Best-known for being a core member of the thrilling Canadian art-punk collective Crack Cloud, Daniel Robertson emerges this year with a new project, Peace Chord. It’s quite a gear change, revealing a far more minimalist and restrained impulse than he’s hinted at before.

Throughout the album’s seven tracks, the key elements of voice and reverberating piano chords strike an understated and intimate mood. Indeed, the ruminations on the theme of introspection, self-reflection and grief make Peace Chord the archetypal album to come out of lockdown.

Contemplative opener Seventy Times Seven sets the tone, with Robertson’s zephyr-like vocals exploring love and trauma over haunting piano. The poignant Empty in This House, with its overlaid and lingering vocals, feels reminiscent of Frank Ocean’s seminal Pink + White while Juno is a slow building and emotive instrumental in the Erased Tapes vein.
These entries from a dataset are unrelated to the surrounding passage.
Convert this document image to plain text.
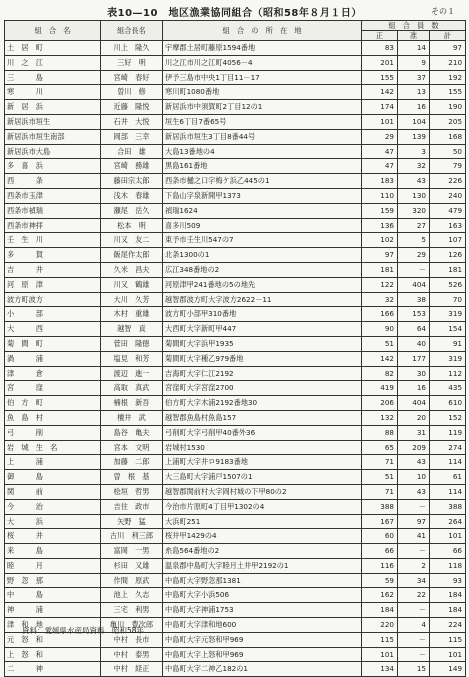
表10—10　地区漁業協同組合（昭和58年８月１日）	その１
組　合　名	組合長名	組　合　の　所　在　地	組　合　員　数		
			正	准	計
土　居　町	川上　隆久	宇摩郡土居町藤原1594番地	83	14	97
川　之　江	三好　明	川之江市川之江町4056－4	201	9	210
三　　　島	宮崎　春好	伊予三島市中央1丁目11－17	155	37	192
寒　　　川	曽川　修	寒川町1080番地	142	13	155
新　居　浜	近藤　隆悦	新居浜市中須賀町2丁目12の1	174	16	190
新居浜市垣生	石井　大悦	垣生6丁目7番65号	101	104	205
新居浜市垣生南部	岡部　三幸	新居浜市垣生3丁目8番44号	29	139	168
新居浜市大島	合田　雄	大島13番地の4	47	3	50
多　喜　浜	宮崎　務雄	黒島161番地	47	32	79
西　　　条	藤田宗太郎	西条市樋之口字梅ケ浜乙445の1	183	43	226
西条市玉津	浅木　春雄	下島山字泉新開甲1373	110	130	240
西条市禎瑞	瀬尾　岳久	禎瑞1624	159	320	479
西条市神拝	松本　明	喜多川509	136	27	163
壬　生　川	川又　友二	東予市壬生川547の7	102	5	107
多　　　賀	飯尾作太郎	北条1300の1	97	29	126
吉　　　井	久米　昌夫	広江348番地の2	181	－	181
河　原　津	川又　鶴雄	河原津甲241番地の5の地先	122	404	526
波方町波方	大川　久芳	越智郡波方町大字波方2622－11	32	38	70
小　　　部	木村　重雄	波方町小部甲310番地	166	153	319
大　　　西	越智　貢	大西町大字新町甲447	90	64	154
菊　間　町	菅田　隆徳	菊間町大字浜甲1935	51	40	91
渦　　　浦	塩見　和芳	菊間町大字種乙979番地	142	177	319
津　　　倉	渡辺　進一	吉海町大字仁江2192	82	30	112
宮　　　窪	高取　真武	宮窪町大字宮窪2700	419	16	435
伯　方　町	楠根　新吾	伯方町大字木浦2192番地30	206	404	610
魚　島　村	檀井　武	越智郡魚島村魚島157	132	20	152
弓　　　削	島谷　亀夫	弓削町大字弓削甲40番外36	88	31	119
岩　城　生　名	宮本　文明	岩城村1530	65	209	274
上　　　浦	加藤　二郎	上浦町大字井ロ9183番地	71	43	114
御　　　島	曽　根　基	大三島町大字浦戸1507の1	51	10	61
関　　　前	桧垣　哲男	越智郡関前村大字岡村城の下甲80の2	71	43	114
今　　　治	吉住　政市	今治市片原町4丁目甲1302の4	388	－	388
大　　　浜	矢野　猛	大浜町251	167	97	264
桜　　　井	古川　利三郎	桜井甲1429の4	60	41	101
来　　　島	富岡　一男	糸島564番地の2	66	－	66
睦　　　月	杉田　又雄	温泉郡中島町大字睦月土井甲2192の1	116	2	118
野　忽　那	作間　原武	中島町大字野忽那1381	59	34	93
中　　　島	池上　久志	中島町大字小浜506	162	22	184
神　　　浦	三宅　利男	中島町大字神浦1753	184	－	184
津　和　地	亀川　豊次郎	中島町大字津和地600	220	4	224
元　怒　和	中村　長市	中島町大字元怒和甲969	115	－	115
上　怒　和	中村　泰男	中島町大字上怒和甲969	101	－	101
二　　　神	中村　経正	中島町大字二神乙182の1	134	15	149
資料：愛媛県水産局資料　昭和58年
While soothing vocals and celestial instrumentation are the order of the day on Peace Chord, there are moments, as on the horizon-skimming Spectral Processor, where Robertson’s use of vintage synths create a different, harsher mood altogether. Do these risk destroying the atmospheres that have been so carefully drawn? Perhaps. Still, what stands out in Peace Chord is the delicate fragility of Robertson’s sound worlds, encapsulating the ethereal serenity that the album’s title suggests.